Sweet, sweet, Loretta!
Walk by faith, and not by sight.....
So much more than a cliche!
Walk on, girl!

Anonymous said...

you didn't eat! I certainly wouldn't have faulted you if you had, but you didn't eat! You are a brave woman. Deb

Sugar Bush Primitives said...

Loretta, I am keeping you and your husband in prayer. I have found that some of the worst times in my life have been the springboard for some of the most joyous. I pray that this is true for you too!!

Hugs,
Mary

Shelli Belly said...

Praying

I'm so proud of you.

Scarlet Simple said...

We will pray for you and Jim.

"I want to be a supportive wife, not a clingy, whiny wife who lets her imagination run amuck, so that Jim must prop me up. I want to be the supportive wife HE needs right now... to show him how much I appreciate him and am proud of the honorable man he is. I think it, but I don't always say it. I want to do better with that... he needs that right now."

That speaks chapters to me because it is something I aspire to. You are a strong person Retta. I think you can do anything.

Anonymous said...

I'm so proud of you for not letting your emotions hinder your weight loss efforts. Now here are some (HUGE HUGS)for you. You and your husband are in my prayers.

Bree said...

L.O.V.E your blog!!!

I will be back over and over to read more and more!!

Christine said...

I hope your husband's job is spared. I am so sorry you are going through this, but great job on keeping your head up.
You are a constant source of inspiration for me.

Retta said...

Thank you everyone, it means a lot to me when someone says "I'll be praying for you". That's big! We have stopped reeling from the newness of this, and are now looking for the hidden blessing. It's in there somewhere! LOL!

Loretta
=^..^=

Mary said...

"When a train goes through a tunnel and it gets dark, you don't throw away the ticket and jump off. You sit still and trust the engineer." (Corrie Ten Boom)

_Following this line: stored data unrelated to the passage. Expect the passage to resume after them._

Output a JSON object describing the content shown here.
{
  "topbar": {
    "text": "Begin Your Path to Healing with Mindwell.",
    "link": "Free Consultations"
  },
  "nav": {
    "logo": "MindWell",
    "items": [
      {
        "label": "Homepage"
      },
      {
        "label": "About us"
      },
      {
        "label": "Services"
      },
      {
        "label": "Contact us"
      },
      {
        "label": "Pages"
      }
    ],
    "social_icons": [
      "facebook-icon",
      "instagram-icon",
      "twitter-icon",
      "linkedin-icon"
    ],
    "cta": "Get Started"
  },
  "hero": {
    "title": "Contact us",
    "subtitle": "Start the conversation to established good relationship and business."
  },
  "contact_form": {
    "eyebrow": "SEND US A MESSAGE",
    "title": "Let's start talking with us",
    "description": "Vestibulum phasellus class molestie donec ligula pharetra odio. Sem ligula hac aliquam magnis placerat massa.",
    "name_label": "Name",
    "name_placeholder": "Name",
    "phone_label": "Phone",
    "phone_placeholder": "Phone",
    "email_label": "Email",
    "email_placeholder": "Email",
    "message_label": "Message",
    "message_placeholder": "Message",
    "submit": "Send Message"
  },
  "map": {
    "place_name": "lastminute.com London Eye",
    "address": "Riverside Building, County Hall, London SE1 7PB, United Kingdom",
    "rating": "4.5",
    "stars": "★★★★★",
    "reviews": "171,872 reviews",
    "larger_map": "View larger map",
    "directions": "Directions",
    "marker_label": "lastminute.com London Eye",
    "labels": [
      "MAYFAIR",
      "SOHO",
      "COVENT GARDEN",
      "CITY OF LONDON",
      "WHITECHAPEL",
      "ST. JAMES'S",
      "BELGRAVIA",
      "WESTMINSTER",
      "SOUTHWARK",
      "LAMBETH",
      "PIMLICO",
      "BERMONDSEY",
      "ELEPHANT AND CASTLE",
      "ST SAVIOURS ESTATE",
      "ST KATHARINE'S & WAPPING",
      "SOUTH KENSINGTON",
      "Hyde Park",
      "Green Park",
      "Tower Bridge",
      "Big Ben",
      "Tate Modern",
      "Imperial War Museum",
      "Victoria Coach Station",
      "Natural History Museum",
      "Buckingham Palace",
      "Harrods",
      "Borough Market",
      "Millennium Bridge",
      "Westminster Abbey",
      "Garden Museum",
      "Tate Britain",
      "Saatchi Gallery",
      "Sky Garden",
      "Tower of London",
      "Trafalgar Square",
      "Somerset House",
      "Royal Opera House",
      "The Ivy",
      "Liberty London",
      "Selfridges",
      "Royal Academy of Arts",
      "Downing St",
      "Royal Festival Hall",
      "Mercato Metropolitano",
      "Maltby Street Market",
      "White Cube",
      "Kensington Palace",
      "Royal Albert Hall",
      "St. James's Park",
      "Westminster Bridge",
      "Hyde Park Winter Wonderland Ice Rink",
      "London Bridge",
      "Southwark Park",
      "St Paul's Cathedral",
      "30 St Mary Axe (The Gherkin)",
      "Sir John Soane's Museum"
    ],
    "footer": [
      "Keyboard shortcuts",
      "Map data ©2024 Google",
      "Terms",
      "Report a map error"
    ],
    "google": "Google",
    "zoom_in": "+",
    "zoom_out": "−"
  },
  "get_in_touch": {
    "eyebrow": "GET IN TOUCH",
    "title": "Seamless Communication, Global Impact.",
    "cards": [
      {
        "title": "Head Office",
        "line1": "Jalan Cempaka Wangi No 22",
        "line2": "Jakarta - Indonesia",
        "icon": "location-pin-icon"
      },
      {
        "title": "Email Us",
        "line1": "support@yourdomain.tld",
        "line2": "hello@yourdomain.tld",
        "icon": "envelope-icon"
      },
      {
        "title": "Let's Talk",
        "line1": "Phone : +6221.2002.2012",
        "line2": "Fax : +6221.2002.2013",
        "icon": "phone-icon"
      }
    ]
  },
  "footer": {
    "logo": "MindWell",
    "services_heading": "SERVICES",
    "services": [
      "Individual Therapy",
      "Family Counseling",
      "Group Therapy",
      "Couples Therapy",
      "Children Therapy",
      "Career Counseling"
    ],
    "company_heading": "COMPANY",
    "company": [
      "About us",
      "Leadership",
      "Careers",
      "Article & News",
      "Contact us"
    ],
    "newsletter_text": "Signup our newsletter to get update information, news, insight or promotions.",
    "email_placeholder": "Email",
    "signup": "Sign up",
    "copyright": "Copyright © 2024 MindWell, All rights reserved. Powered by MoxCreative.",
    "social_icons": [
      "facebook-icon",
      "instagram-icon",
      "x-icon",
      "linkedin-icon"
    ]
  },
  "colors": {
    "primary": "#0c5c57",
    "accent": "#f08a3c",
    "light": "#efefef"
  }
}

I'm sorry to hear you're going through a tough time right now, but I'm so glad to hear you're being as strong as you can given the circumstances. You and your family are in my prayers!

Desperate Diva said...

So sorry to hear that you're going through a bit of a hard time, however I'm also so pleased that you have your faith to keep you strong through this - many out there don't and would not see through these clouds to still give thanks for the blessings in their life and yet you are able to identify and cling on to them regardless - Hold on to that!